In short, the only way out, remotely acceptable to the population at large, will require a comprehensive restructuring of the economy on a cooperative foundation, with the government stepping up to guaranteed funding, employment, and public investments….

The contradiction between normality and public health is on people’s minds; the impossibility of returning to the previous abnormal-normal has not yet settled in. It will, in due course. At that point, the question of alternatives will have to be faced.

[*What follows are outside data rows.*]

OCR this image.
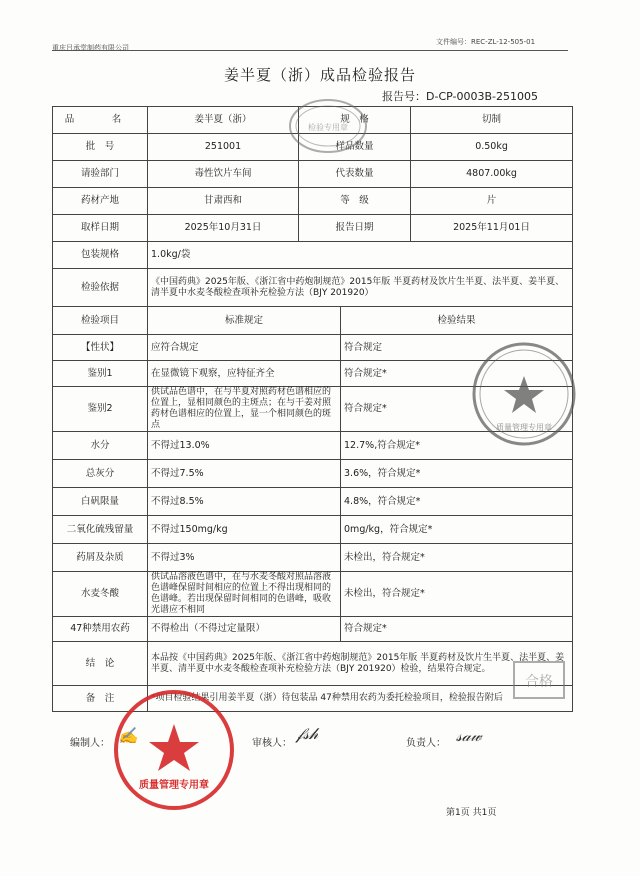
重庆吕承堂制药有限公司
文件编号：REC-ZL-12-505-01
姜半夏（浙）成品检验报告
报告号：D-CP-0003B-251005
品　名	姜半夏（浙）	规　格		切制
批　号	251001	样品数量		0.50kg
请验部门	毒性饮片车间	代表数量		4807.00kg
药材产地	甘肃西和	等　级		片
取样日期	2025年10月31日	报告日期		2025年11月01日
包装规格	1.0kg/袋			
检验依据	《中国药典》2025年版、《浙江省中药炮制规范》2015年版 半夏药材及饮片生半夏、法半夏、姜半夏、清半夏中水麦冬酸检查项补充检验方法（BJY 201920）			
检验项目	标准规定		检验结果	
【性状】	应符合规定		符合规定	
鉴别1	在显微镜下观察，应特征齐全		符合规定*	
鉴别2	供试品色谱中，在与半夏对照药材色谱相应的位置上，显相同颜色的主斑点；在与干姜对照药材色谱相应的位置上，显一个相同颜色的斑点		符合规定*	
水分	不得过13.0%		12.7%,符合规定*	
总灰分	不得过7.5%		3.6%，符合规定*	
白矾限量	不得过8.5%		4.8%，符合规定*	
二氧化硫残留量	不得过150mg/kg		0mg/kg，符合规定*	
药屑及杂质	不得过3%		未检出，符合规定*	
水麦冬酸	供试品溶液色谱中，在与水麦冬酸对照品溶液色谱峰保留时间相应的位置上不得出现相同的色谱峰。若出现保留时间相同的色谱峰，吸收光谱应不相同		未检出，符合规定*	
47种禁用农药	不得检出（不得过定量限）		符合规定*	
结　论	本品按《中国药典》2025年版、《浙江省中药炮制规范》2015年版 半夏药材及饮片生半夏、法半夏、姜半夏、清半夏中水麦冬酸检查项补充检验方法（BJY 201920）检验，结果符合规定。			
备　注	*项目检验结果引用姜半夏（浙）待包装品 47种禁用农药为委托检验项目，检验报告附后			
编制人： ✍	审核人：
𝒻𝓈𝒽
负责人： 𝓈𝒶𝓌
第1页 共1页
检验专用章
质量管理专用章
合格
质量管理专用章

Of course there’s no way of knowing if policy makers will be radicalized into action by the pressure of events. The institutional power of the political and media establishment and the entrenched influence of the financial sector are very real. The bailout in the form of the 2020 Cares Act seems to tilt heavily in favor of capital; and investment management firm Blackrock is poised to start buying billions of dollars in corporate bonds for the Federal Reserve, bringing speed and expertise to a process the central bank doesn’t seem to believe it can provide on its own. It’s more evidence of how deeply entrenched the outsourcing model seems to be in today’s economy. One might wonder – when it comes to global business services, what would unscrambling the omelet of global sourcing even look like?

While Michael Lind is correct to point out that in the past, profound crises in the United States such as the American Civil War and the Great Depression brought economic Jeffersonianism to an end, it remains an open question whether the Covid-19 crisis will trigger a similar overhaul in tomorrow’s America.

Will there be a paradigm shift in the American economy and way of life, a redesign in the tradition of Alexander Hamilton?

Or will all the breathless talk of change end up being “Fake News”?

It could be one of the central questions of our time.